Following the global call for action by the World Health Organization to eliminate cervical cancer (CC), we evaluated how each CC policy decision in Norway influenced the timing of CC elimination, and whether introducing nonavalent human papillomavirus (HPV) vaccine would accelerate elimination timing and be cost-effective. We used a multi-modeling approach that captured HPV transmission and cervical carcinogenesis to estimate the CC incidence associated with six past and future CC prevention policy decisions compared with a pre-vaccination scenario involving 3-yearly cytology-based screening. Scenarios examined the introduction of routine HPV vaccination of 12-year-old girls with quadrivalent vaccine in 2009, a temporary catch-up program for females aged up to 26 years in 2016-2018 with bivalent vaccine, the universal switch to bivalent vaccine in 2017, expansion to include 12-year-old boys in 2018, the switch from cytology- to HPV-based screening for women aged 34-69 in 2020, and the potential switch to nonavalent vaccine in 2021. Introducing routine female vaccination in 2009 enabled elimination to be achieved by 2056 and prevented 17,300 cases. Cumulatively, subsequent policy decisions accelerated elimination to 2039. According to our modeling assumptions, switching to the nonavalent vaccine would not be considered 'good value for money' at relevant cost-effectiveness thresholds in Norway unless the incremental cost was $19 per dose or less (range: $17-24) compared to the bivalent vaccine. CC control policies implemented over the last decade in Norway may have accelerated the timeframe to elimination by more than 17 years and prevented over 23,800 cases by 2110.

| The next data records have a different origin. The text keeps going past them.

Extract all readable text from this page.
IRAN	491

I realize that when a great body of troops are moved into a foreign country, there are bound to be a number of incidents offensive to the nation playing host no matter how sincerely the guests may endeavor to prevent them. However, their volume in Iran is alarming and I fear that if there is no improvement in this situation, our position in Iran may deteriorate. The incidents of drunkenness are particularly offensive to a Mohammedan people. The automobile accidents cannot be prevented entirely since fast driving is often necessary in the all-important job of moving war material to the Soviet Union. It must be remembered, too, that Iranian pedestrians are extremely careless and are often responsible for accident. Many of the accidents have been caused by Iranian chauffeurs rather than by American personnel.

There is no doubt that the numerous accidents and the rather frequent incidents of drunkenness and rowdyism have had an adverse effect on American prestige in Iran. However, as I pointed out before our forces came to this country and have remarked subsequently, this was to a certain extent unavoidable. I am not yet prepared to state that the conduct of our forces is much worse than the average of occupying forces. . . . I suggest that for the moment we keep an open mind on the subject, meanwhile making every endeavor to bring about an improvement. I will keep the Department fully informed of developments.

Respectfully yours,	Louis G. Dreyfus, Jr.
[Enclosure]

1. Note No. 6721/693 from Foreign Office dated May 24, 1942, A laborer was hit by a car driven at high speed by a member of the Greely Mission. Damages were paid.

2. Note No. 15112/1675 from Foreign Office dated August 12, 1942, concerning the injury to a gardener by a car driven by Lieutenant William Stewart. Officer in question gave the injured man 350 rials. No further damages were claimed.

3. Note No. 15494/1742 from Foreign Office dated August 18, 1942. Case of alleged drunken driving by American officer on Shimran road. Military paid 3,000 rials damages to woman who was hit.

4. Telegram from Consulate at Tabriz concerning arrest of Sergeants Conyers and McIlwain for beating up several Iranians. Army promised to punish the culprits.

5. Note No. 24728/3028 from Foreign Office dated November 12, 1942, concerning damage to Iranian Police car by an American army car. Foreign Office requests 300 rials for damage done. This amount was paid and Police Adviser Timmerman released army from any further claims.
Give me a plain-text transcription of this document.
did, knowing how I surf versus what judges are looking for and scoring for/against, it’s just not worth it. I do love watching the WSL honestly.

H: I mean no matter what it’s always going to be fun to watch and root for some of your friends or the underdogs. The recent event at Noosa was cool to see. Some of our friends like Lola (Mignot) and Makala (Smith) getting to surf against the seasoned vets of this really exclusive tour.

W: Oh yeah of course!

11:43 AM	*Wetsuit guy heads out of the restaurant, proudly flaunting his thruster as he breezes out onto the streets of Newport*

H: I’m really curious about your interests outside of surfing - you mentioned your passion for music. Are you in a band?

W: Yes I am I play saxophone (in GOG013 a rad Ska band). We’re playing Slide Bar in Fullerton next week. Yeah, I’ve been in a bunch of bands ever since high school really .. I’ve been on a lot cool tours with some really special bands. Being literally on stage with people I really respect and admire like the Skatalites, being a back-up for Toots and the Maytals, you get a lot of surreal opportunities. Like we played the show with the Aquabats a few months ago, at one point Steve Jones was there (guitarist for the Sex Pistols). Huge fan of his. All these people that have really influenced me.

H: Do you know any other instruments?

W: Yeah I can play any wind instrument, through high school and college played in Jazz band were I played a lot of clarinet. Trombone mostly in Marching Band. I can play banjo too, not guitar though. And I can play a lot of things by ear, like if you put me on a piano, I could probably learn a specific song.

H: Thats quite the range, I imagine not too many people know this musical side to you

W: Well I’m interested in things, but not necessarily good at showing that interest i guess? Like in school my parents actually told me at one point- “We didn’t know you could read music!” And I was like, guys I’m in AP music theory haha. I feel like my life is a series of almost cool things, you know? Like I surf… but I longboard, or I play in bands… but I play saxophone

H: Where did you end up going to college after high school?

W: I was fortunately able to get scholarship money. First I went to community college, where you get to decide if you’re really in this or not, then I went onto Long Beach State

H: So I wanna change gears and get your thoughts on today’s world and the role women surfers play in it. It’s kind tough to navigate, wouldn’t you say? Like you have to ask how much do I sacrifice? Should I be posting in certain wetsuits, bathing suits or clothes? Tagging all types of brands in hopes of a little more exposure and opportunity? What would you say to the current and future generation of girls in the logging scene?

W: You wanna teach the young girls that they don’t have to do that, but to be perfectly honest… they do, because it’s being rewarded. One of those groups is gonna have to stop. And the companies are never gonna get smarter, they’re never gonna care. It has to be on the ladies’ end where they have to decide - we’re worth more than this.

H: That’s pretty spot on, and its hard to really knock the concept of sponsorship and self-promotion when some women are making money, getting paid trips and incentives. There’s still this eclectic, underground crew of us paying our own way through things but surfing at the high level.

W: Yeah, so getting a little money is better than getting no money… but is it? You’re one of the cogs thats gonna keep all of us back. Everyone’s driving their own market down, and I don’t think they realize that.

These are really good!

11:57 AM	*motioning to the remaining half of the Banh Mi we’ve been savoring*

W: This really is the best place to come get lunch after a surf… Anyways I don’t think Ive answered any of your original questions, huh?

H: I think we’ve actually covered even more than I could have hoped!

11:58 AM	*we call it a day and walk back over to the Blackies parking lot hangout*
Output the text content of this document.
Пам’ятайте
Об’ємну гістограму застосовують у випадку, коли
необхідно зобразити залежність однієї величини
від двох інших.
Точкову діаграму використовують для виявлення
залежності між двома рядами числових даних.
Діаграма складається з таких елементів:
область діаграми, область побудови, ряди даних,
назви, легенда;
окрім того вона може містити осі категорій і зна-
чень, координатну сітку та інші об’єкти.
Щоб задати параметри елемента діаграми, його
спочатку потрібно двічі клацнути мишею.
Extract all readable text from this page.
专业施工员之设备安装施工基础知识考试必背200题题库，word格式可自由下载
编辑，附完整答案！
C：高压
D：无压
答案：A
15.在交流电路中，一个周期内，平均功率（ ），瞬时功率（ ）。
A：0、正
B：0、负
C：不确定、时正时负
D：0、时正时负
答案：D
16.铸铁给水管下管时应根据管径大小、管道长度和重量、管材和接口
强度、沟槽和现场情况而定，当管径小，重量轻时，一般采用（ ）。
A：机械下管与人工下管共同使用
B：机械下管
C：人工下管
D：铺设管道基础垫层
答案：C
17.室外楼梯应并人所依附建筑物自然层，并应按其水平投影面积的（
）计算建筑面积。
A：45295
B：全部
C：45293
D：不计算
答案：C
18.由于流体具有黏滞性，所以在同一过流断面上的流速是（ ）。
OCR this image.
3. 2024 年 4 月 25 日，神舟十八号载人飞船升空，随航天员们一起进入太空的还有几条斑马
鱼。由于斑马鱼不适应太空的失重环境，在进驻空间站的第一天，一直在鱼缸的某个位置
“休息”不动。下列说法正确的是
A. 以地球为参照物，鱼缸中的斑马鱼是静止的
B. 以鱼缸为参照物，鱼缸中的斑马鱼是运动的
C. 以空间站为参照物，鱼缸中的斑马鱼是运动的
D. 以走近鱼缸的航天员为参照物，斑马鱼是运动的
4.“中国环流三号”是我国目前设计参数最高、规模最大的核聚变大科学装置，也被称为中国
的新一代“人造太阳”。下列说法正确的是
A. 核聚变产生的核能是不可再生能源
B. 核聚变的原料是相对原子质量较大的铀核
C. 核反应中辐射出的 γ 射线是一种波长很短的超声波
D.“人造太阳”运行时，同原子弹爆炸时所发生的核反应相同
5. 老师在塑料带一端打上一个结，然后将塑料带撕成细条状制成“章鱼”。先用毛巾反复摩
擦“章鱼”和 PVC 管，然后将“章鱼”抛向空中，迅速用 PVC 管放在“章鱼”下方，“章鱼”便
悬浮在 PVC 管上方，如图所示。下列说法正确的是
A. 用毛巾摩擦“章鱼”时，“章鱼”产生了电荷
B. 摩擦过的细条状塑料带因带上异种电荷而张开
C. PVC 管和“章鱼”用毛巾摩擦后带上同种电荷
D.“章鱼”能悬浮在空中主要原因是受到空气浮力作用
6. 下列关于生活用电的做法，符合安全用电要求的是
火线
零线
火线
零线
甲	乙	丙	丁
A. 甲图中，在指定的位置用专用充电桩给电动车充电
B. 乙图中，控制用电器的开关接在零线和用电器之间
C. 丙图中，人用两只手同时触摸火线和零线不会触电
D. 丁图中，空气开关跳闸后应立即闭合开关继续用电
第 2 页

在世界卫生组织(WHO)发出消除宫颈癌(CC)的全球行动呼吁后,我们评估了挪威的每一项 CC 政策决策如何影响消除 CC 的时间安排,以及引入九价人乳头瘤病毒(HPV)疫苗是否会加速消除时间并具有成本效益。我们使用了一种多模型方法,该方法捕捉了 HPV 传播和宫颈癌发生,以估计与接种疫苗前相比,六种过去和未来的 CC 预防政策决策与基于每 3 年一次细胞学筛查的情景相关的 CC 发病率。评估了以下方案:2009 年为 12 岁女孩常规接种四价疫苗;2016-2018 年为 26 岁以下女性接种二价疫苗的临时补种计划;2017 年普及接种二价疫苗;2018 年扩大到包括 12 岁男孩;2020 年将女性(34-69 岁)的细胞学筛查改为 HPV 筛查;2021 年可能改用九价疫苗。2009 年引入常规女性疫苗接种可使消除 CC 的时间提前到 2056 年,并预防 17300 例病例。随后的政策决策加速了这一进程,使消除 CC 的时间提前到 2039 年。根据我们的建模假设,如果与二价疫苗相比,九价疫苗的增量成本为每剂 19 美元或更少(范围为 17-24 美元),那么在挪威相关的成本效益阈值下,改用九价疫苗将不会被认为是“物有所值”。过去十年中在挪威实施的 CC 控制政策可能使消除 CC 的时间提前了 17 年以上,并在 2110 年之前预防了超过 23800 例病例。